Tanto eu quanto os cinco ou seis leitores desta coluna já andávamos estranhando, entre a preocupação e o sincero alívio, o silêncio renitente e um bocado ensurdecedor do aziago Seu Osvaldo, lá do seu guichê insalubre e empoeirado da rodoviária de Quiprocó da Serra de Santo Grande do Sul.
Pois eis que na manhã desta segunda acordo com um e-mail dele na caixa postal.
“Dileto escrevedor degredado, anseio que estas minhas linhas aqui digitadas por nosso amigo Dênis Enrique, porque eu sou avesso a ficar escrevendo cartinha no computador, encontrem o senhor e sua estimada família gozando da mais plena saúde.
Se agora lhe escrevo é porque estava lendo curiosidades no hebdomadário aqui de Quiprocó, a vetusta gazeta publicada há cinco gerações pela família Marcondes Rocha e Silva, e entre agourentas notícias de alguma guerra nova por aí e informes sociais da localidade (proclamas, óbitos, aniversários, desquites, formaturas, bailes de debutantes e congêneres), esbarrei, com espanto, com nota curta sobre a Europa discutindo o fim do horário de verão, esta excrescência em forma de excepcionalidade a atordoar relógios.

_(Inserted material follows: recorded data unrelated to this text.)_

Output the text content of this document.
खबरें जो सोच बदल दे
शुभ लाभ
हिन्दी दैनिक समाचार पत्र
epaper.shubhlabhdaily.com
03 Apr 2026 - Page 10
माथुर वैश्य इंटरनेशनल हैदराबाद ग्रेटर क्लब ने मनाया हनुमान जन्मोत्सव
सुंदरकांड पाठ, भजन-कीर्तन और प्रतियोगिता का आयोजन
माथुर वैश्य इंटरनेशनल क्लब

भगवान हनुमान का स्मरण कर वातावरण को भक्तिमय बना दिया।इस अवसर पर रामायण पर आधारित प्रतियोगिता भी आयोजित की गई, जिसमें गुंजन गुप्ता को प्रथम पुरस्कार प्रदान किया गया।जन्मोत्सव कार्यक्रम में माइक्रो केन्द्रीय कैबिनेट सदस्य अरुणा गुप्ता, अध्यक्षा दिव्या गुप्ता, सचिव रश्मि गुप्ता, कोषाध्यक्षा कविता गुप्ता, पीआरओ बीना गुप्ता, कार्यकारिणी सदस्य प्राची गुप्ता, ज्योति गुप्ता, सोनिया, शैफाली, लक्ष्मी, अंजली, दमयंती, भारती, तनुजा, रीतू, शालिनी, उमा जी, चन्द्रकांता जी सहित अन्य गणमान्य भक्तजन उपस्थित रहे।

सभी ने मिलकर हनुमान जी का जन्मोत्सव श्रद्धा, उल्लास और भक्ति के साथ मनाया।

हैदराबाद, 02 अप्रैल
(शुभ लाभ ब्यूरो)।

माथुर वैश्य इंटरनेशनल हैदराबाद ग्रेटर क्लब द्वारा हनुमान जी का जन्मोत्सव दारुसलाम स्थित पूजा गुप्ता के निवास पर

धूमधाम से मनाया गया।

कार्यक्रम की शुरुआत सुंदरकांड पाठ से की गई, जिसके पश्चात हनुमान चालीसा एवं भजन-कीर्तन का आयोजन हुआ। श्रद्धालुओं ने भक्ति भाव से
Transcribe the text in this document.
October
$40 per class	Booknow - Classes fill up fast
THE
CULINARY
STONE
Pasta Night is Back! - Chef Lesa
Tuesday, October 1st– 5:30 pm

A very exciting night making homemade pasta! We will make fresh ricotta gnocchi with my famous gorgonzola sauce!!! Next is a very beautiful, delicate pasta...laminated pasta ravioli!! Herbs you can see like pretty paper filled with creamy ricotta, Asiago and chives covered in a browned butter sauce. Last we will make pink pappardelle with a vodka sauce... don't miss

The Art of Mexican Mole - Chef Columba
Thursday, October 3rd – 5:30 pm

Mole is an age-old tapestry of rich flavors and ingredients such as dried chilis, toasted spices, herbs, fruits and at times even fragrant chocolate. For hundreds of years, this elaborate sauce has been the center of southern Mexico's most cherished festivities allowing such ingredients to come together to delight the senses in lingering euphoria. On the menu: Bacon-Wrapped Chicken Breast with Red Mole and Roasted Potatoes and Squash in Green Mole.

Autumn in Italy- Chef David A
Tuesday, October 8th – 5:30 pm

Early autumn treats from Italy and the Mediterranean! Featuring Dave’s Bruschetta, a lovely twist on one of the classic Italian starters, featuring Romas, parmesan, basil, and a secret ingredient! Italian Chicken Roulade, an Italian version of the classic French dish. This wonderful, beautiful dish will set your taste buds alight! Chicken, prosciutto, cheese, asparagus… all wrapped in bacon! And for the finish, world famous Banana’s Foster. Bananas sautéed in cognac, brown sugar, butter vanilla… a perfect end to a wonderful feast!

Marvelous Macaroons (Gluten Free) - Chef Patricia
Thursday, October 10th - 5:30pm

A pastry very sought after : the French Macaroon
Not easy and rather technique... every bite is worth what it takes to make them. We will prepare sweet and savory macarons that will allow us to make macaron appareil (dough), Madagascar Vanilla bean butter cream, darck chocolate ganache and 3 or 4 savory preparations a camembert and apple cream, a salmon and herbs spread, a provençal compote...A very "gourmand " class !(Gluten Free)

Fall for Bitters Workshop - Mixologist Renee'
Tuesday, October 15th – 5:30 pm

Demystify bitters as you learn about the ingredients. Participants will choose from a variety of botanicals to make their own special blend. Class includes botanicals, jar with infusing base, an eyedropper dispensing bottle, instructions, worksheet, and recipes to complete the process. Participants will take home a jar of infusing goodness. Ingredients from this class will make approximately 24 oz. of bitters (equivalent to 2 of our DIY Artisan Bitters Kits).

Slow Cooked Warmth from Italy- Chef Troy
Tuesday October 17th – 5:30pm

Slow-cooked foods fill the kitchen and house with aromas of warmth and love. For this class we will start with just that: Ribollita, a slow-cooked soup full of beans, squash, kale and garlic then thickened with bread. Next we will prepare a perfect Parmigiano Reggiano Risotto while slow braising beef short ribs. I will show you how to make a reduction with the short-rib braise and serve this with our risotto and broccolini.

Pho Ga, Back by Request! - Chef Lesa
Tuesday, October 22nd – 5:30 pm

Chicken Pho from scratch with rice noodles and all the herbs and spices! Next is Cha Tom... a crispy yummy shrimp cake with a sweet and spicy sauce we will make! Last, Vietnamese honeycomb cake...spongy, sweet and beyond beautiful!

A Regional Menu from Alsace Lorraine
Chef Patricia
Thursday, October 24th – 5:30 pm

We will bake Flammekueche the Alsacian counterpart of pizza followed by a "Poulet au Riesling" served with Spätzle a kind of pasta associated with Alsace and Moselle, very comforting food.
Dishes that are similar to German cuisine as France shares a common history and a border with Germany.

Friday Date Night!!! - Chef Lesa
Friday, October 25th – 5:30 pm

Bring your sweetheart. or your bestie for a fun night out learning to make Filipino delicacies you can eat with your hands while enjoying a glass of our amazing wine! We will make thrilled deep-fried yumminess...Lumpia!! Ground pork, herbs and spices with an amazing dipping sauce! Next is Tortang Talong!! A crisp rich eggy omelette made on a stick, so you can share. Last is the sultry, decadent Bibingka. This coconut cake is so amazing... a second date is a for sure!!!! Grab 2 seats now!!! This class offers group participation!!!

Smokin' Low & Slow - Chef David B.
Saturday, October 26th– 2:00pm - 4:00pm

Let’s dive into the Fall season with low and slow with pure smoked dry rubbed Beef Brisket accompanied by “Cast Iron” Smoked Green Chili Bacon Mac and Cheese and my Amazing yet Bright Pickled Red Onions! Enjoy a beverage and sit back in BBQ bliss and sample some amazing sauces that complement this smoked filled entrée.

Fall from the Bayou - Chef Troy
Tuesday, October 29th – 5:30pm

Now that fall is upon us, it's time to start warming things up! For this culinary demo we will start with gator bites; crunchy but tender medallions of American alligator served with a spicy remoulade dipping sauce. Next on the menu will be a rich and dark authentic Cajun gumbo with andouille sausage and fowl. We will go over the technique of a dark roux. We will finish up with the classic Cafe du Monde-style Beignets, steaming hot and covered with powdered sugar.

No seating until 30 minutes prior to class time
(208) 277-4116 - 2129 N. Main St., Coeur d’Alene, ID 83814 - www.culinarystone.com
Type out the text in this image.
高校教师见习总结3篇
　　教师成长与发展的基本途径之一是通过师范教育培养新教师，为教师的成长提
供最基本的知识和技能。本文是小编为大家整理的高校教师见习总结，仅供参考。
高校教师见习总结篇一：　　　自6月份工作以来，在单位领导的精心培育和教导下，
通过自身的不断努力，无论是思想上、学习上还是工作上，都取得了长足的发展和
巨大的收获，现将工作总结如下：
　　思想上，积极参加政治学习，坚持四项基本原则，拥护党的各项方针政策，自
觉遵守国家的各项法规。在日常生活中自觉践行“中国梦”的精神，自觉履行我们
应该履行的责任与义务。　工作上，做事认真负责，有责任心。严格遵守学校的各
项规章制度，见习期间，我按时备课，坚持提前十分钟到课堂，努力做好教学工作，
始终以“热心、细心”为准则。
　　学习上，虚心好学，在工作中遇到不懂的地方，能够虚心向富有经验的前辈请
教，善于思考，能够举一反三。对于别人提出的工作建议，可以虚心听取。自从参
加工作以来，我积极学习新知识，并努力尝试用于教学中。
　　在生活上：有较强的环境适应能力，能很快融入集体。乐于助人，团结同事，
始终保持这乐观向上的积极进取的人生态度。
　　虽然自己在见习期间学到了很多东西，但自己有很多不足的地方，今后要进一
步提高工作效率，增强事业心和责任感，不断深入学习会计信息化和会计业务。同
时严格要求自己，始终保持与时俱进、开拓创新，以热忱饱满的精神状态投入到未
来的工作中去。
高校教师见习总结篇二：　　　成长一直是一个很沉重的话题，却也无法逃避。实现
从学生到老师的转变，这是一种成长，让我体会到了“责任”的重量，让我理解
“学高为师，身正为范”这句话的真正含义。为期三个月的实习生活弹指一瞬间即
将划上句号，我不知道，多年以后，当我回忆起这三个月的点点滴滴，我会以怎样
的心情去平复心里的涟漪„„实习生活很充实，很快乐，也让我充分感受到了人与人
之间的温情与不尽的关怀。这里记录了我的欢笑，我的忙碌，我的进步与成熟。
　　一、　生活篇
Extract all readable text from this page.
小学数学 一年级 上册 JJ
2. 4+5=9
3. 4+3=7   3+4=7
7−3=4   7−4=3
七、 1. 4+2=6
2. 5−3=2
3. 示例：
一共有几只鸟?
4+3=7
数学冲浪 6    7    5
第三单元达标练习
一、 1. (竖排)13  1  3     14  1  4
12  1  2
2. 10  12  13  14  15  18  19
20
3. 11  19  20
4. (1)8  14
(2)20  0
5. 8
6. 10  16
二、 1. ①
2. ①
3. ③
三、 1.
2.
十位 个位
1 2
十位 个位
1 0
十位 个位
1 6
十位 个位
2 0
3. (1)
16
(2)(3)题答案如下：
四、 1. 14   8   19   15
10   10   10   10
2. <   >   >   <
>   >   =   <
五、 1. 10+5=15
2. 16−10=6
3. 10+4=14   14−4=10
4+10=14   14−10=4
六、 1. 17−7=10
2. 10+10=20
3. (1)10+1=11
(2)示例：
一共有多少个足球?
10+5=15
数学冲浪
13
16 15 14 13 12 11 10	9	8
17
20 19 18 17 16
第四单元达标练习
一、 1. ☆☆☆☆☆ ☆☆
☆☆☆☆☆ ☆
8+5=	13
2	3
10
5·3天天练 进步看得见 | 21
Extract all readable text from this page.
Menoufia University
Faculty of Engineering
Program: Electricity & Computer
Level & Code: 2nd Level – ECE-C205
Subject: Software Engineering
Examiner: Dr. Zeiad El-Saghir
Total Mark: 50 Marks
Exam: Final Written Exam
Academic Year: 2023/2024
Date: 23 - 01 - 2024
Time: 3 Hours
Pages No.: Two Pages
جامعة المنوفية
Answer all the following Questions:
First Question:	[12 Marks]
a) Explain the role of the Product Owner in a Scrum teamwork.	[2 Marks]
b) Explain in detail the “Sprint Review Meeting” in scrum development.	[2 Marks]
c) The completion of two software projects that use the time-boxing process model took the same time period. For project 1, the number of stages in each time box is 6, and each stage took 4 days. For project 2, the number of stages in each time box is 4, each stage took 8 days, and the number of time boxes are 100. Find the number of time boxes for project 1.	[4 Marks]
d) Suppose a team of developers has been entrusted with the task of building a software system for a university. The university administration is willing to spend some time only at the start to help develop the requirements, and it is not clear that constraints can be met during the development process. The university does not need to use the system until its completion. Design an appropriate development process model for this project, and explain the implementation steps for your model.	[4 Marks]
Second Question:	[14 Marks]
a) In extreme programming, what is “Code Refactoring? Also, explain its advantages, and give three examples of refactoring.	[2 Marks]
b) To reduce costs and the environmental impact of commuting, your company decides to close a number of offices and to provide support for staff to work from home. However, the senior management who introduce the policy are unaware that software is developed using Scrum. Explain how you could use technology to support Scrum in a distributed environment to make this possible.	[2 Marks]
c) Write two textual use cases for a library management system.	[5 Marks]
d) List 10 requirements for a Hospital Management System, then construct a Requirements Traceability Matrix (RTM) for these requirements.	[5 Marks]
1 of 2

Imaginava eu que tal fosse um tema superado nos parlamentos, rodas de grapa e debates correlatos no Velho Mundo, haja visto notório entendimento contemporâneo de que os dias atuais, pelo uso hodierno dos recursos, prescindam de arbitrários ajustes cronológicos artificiais.
Ouso dizer, inclusive, e aqui tenho a certeza de que o xereta Dênis Enrique há de concordar com minha opinião, que o encerramento de tal regime extraordinário em terras nacionais foi o único legado positivo da funesta passagem pelo cargo mais importante do país daquele que hoje tem o status de presidiário, recluso, preso, encarcerado, condenado, obrigatoriamente alheio ao convívio social real e virtual, etc.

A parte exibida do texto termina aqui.